H. Petitions for Judicial Review
Under section 307(b)(1) of the Clean Air Act, petitions for
judicial review of this action must be filed in the United States Court
of Appeals for the appropriate circuit by December 6, 1999. Filing a
petition for reconsideration by the Administrator of this final rule
does not affect the finality of this rule for the purposes of judicial
review nor does it extend the time within which a petition for judicial
review may be filed, and shall not postpone the effectiveness of such
rule or action.
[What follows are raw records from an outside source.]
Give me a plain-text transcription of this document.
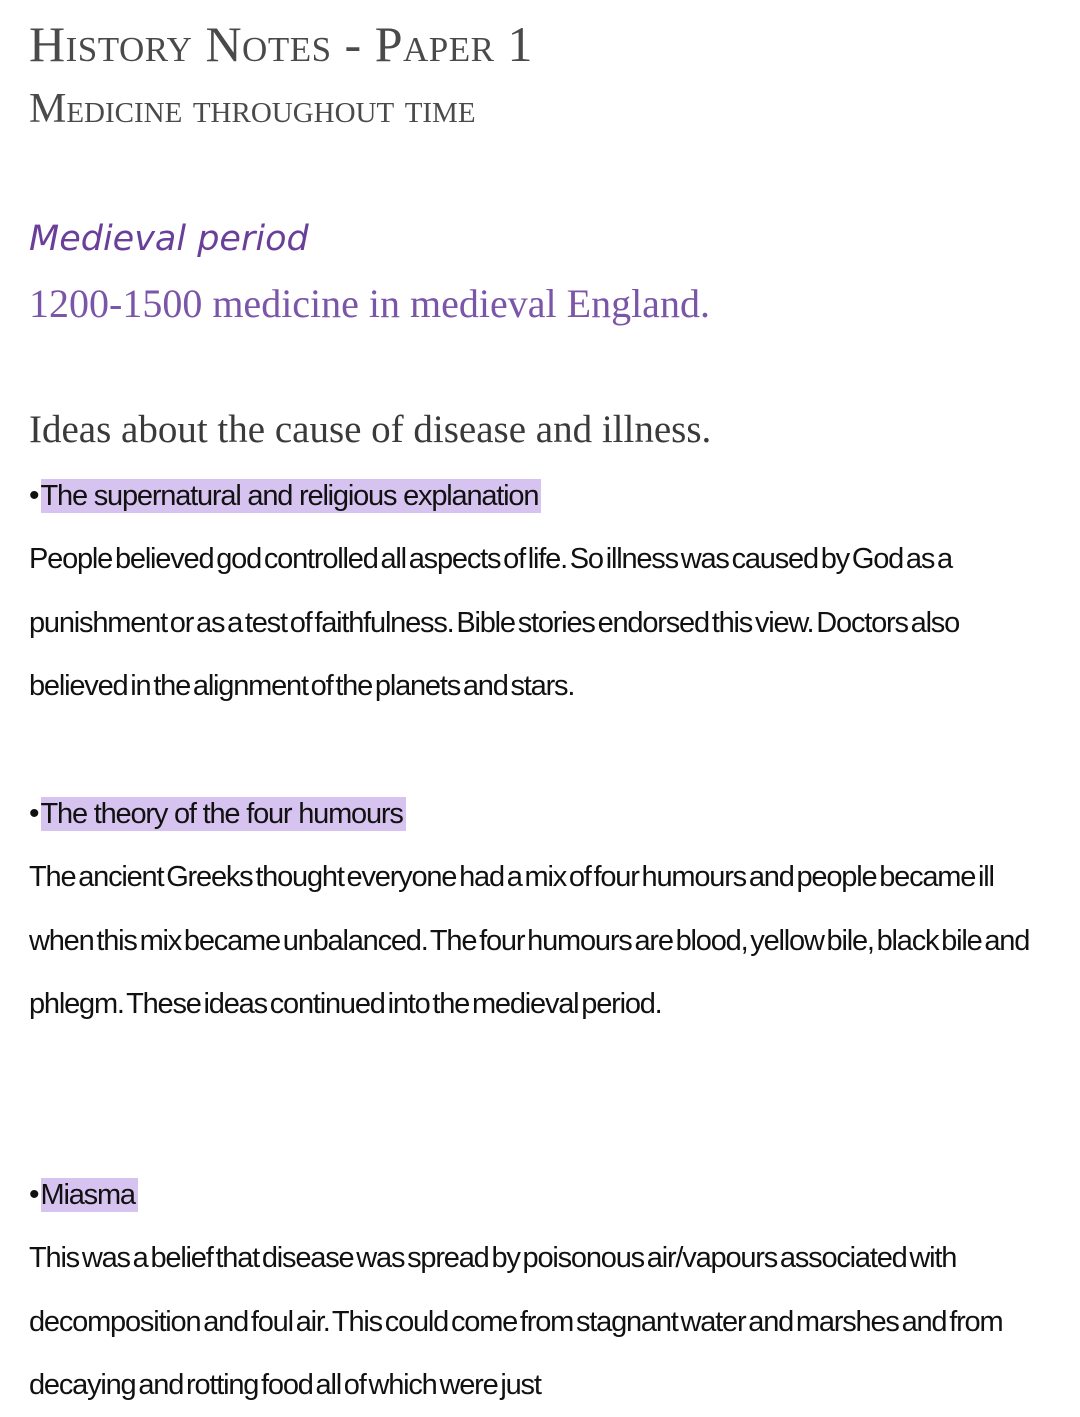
History Notes - Paper 1
Medicine throughout time
Medieval period
1200-1500 medicine in medieval England.
Ideas about the cause of disease and illness.
•The supernatural and religious explanation

People believed god controlled all aspects of life. So illness was caused by God as a punishment or as a test of faithfulness. Bible stories endorsed this view. Doctors also believed in the alignment of the planets and stars.

•The theory of the four humours

The ancient Greeks thought everyone had a mix of four humours and people became ill when this mix became unbalanced. The four humours are blood, yellow bile, black bile and phlegm. These ideas continued into the medieval period.

•Miasma

This was a belief that disease was spread by poisonous air/vapours associated with decomposition and foul air. This could come from stagnant water and marshes and from decaying and rotting food all of which were just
This action may not be challenged later in proceedings
to enforce its requirements. (See section 307(b)(2).)
List of Subjects in 40 CFR Part 52
Environmental protection, Air pollution control, Hydrocarbons,
Incorporation by reference, Intergovernmental relations, Ozone,
Reporting and recordkeeping requirements, Volatile organic compounds.
Dated: September 10, 1999.
David P. Howekamp,
Acting Regional Administrator, Region IX.
Part 52, Chapter I, Title of 40 of the Code of Federal Regulations
is amended as follows:
PART 52--[AMENDED]
1. The authority citation for Part 52 continues to read as follows:
Authority: 42 U.S.C. 7401 et seq.
Subpart F--California
2. Section 52.220 is amended by adding paragraphs (c)(263)(i)(A)(2)
and (B) to read as follows:
Sec. 52.220 Identification of plan.
* * * * *
(c) * * *
(263) * * *
(i) * * *
(A) * * *
(2) Rule 102 adopted on February 4, 1977 and amended on June 12,
1998.
(B) Santa Barbara County Air Pollution Control District.
(1) Rule 102 adopted on January 21, 1999.